Friday, 30 January 2009

GOODS progress

Implemented a new code that should hopefully be able to deal with the seemingly fragile network running here. Have modularized the initialization section of my rastermap v7 code. There are now two code blocks that run independently and I'll need to document them properly at some point in the future, but I need to keep track of files that come out of them first.

AORBUILD.pro

Outputs:
"meanmap.fits" - hashed up map of the summed images normalized by weight.

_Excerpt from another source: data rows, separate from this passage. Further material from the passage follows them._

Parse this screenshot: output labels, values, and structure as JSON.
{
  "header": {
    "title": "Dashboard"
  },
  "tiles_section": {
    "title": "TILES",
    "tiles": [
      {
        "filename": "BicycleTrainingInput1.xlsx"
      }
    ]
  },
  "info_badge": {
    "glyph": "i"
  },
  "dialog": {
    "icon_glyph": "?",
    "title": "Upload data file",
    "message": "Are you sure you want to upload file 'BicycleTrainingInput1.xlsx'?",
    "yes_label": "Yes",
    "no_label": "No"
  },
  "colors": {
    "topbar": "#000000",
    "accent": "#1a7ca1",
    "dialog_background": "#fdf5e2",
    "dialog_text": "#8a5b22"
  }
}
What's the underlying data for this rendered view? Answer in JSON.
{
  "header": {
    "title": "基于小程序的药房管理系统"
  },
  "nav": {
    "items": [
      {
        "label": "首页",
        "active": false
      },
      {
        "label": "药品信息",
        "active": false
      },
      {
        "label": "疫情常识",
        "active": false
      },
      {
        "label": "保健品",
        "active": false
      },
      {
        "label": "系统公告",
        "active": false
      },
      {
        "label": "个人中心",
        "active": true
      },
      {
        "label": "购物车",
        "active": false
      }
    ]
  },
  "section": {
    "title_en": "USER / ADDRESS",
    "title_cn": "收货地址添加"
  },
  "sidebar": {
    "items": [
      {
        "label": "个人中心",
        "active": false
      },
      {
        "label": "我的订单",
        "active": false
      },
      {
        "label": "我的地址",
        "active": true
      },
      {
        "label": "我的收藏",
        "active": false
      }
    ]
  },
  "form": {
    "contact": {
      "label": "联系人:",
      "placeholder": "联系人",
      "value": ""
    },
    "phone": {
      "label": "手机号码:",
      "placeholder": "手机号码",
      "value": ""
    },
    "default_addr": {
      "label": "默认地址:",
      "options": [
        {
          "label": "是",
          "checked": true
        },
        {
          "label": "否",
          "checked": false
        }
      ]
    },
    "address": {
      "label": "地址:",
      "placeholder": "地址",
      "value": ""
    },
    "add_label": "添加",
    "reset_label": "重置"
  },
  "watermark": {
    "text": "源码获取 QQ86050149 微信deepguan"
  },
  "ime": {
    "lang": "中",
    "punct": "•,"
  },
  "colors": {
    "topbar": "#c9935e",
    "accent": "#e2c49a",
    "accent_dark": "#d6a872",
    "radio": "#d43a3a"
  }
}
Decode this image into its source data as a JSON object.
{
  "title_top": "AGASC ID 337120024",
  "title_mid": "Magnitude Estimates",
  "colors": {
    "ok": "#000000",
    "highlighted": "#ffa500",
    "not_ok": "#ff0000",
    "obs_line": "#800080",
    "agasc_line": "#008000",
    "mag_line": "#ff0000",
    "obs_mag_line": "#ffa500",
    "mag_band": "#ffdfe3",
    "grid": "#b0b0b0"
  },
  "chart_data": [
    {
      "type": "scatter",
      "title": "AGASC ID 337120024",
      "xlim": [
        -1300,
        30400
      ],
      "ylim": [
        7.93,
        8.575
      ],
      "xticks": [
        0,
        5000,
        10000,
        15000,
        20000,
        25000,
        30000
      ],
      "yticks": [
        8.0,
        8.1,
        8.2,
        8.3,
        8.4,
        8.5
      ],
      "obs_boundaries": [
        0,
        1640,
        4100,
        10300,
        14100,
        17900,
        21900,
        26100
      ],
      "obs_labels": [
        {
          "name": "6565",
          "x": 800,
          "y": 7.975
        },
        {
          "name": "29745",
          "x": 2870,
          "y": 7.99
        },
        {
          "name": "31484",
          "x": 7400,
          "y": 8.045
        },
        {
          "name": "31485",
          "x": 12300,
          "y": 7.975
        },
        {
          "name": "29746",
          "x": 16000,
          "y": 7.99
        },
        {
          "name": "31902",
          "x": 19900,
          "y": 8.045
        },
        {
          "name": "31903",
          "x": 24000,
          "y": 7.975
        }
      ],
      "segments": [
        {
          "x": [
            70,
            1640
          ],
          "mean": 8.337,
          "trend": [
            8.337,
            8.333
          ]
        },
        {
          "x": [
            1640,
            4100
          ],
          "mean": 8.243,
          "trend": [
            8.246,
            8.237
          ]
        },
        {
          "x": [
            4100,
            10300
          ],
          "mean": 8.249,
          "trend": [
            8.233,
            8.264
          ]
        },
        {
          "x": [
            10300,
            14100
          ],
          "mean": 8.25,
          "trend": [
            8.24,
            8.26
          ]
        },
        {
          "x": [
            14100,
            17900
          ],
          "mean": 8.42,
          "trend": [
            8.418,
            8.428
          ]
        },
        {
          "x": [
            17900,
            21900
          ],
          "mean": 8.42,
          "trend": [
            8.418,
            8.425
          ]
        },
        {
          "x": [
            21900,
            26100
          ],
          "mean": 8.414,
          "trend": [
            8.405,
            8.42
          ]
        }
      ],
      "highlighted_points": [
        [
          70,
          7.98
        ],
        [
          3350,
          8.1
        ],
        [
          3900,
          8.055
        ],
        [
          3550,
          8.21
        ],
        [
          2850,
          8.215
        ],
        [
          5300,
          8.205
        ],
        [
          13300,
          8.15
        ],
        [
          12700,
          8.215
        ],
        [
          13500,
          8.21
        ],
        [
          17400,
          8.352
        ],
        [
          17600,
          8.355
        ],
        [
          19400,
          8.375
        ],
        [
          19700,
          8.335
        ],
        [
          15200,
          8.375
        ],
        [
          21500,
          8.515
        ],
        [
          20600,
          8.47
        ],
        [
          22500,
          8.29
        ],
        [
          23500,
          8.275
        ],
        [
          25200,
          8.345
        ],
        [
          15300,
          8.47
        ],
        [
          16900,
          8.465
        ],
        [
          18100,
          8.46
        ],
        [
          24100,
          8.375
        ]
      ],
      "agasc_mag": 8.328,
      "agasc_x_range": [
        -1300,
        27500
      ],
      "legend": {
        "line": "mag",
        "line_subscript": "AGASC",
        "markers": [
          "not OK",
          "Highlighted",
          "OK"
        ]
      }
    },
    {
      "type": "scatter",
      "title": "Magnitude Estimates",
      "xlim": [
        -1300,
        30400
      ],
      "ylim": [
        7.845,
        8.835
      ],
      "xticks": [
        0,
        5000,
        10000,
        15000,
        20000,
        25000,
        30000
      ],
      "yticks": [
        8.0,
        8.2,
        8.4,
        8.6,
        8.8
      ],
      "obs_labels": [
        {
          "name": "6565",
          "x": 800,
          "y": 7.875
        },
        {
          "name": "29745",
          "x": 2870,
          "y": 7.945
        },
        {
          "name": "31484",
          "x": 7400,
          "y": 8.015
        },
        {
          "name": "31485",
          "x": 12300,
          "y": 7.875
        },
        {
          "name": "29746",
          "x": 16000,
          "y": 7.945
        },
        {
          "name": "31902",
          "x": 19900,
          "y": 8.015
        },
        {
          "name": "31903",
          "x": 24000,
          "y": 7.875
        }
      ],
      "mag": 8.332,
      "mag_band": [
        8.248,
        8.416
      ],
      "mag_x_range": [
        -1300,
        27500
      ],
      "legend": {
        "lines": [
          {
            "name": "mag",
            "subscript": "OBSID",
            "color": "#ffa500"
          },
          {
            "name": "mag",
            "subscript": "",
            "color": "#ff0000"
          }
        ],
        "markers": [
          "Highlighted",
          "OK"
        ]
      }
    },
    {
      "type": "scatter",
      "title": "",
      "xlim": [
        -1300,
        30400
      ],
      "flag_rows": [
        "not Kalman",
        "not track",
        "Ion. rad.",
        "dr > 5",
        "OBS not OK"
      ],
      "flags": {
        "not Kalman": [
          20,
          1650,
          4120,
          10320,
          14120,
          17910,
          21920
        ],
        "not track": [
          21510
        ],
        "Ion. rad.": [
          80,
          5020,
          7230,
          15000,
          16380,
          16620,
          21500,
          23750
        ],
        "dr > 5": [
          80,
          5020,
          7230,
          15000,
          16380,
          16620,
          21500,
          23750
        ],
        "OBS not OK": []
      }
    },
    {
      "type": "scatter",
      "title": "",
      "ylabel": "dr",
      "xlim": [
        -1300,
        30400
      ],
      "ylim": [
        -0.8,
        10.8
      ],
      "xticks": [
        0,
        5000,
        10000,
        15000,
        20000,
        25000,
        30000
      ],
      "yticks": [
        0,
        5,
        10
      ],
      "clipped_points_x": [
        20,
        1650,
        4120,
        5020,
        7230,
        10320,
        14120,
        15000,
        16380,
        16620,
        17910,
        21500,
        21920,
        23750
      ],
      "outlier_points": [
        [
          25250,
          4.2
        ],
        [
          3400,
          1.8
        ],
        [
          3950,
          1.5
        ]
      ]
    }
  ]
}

"meanmap.idl" - stores data used to construct the initial mean map:
  • "file[]" - list of filenames of files that contain fair images to work with.
  • "mean" - the map written out in the meanmap.fits file
  • "hd" - the header for the map
  • "wt" - the summed weight of all the images in the map plane
  • "usedfiles" - number of files in "file"
"aorprops.idl" - stores useful tidbits of information that relate images to their AORs:
  • "filesperaor[]" - number of (useful) images contained within the AOR
  • "medsky[]" - median image produced by simply combining the images without interpolating; serves as the sky background employed in the initial sky subtraction. Good for spotting detector failures.
  • "aornames[]" - what it says on the tin
"meta/.idl" - name of the AOR is used to build idl save files that store:
  • "stack[]" which holds stack.wt and stack.map which are the individual weight and image files interpolated onto the map plane.
  • "wtaor" which is simply the summation of the individual weights of the image files in the map plane for each particular AOR.

STACKBUILD.pro

Outputs:
"meta/STKx####y&&&&.idl" is a stack of pixels in the map plane where #### and &&&& represent the x and y coordinates:
  • "pxfil[]" - array containing full path of the file containing originating pixel.
  • "pxsrc[]" - the key part of the filename used to describe the above file, allowing a full AOR/file/image/location search of the file in question.
  • "pxval []" - the actual value of the pixel.

Sunday, 25 January 2009

Lost in Translation

So having gotten back to work after the New Year, a tip to India and a touch of lurgy, things seem to have been happening! The googlesky problem I was faced with seems to have magically been solved using Google AppEngine. My python code, instead of instantiating a web page and calling methods within, is now delivered in javascript, which then calls python from the javascript handler. I think avoiding javascript is no longer a choice now and I'm going to have to face learning yet another programming language for this specific project else I'm going to be fairly lost in translation.

In the meantime, I've been ploughing through the C4 algorithm and I think I'm happy with what the component parts do in terms of input and output. I still need to figure out what's actually going on inside the subroutines though, especially the count and testcount functions. They have a lot more going on than I initially thought. And the net output of the program is still gibberish to me. I need to see if I can come up with some sensible output. Or maybe find some standardized naming of the actual variables. I'll look up the NVO to see if they have anything useful I can call on later. Still haven't geared it up for dynamic array setting... the problem is when I have to deal with an observing footprint, specifically the DES observing footprint, I'm going to get a lot of junk from the testcount function. I'll have to dig a bit more and see if this is something that's previously been solved or whether I'm going to have to start from scratch. If I do have to start from scratch, I think I'll try and use the SQL syntax used in the NVO. This might mean extra work having a C++ parser for an SQL query... a risk of being lost in translation all over again. I think perhaps a lookup table might be the fastest/easiest way to do this.

Thursday, 22 January 2009

It begins...

Seeing as the department webserver is down for now, and I have no useful way of tracking my academic thoughts at present, I may as well kick this off. The naming of this blog comes from what seems to be more of a hobby than my actual PhD research but here goes: I'm trying to make super high quality maps from deep infrared data taken from the Spitzer space telescope as part of the GOODS programme. These will hopefully be the highest quality maps produced from this set of data. And as well as that, I met some excellent folks at Santa Fe last year and we've begun setting up scientific tools and interface for the web version of GoogleSky: sort of a GoogleMap for astronomers. Tons of potential for growth in the future of these!

My PhD work, in stark contrast, is directed towards finding galaxy clusters in the Dark Energy Survey. Hmm.. this might take some explaining. Dark Energy is this "stuff" present in the universe that
(a) we can't see because it's made up of something weird,
(b) we can't find because we can't see it,
(c) but know it's all over the place and blowing the universe apart.
Intriguing, no? So in the infinite wisdom of a bunch of cosmology geeks, the Dark Energy Survey (or DES) was set up to solve problems (a) and (b). Or at least get a better answer than shrugging our shoulders and mumbling something about scalar fields, maybe. I'll indulge with how I fit in further on down the line... I do stuff faaaarr less exciting!

So, for building maps of the sky, searching the heavens, and hunting for clusters buried in the quintessence of the universe; cosmic cartography begins thus.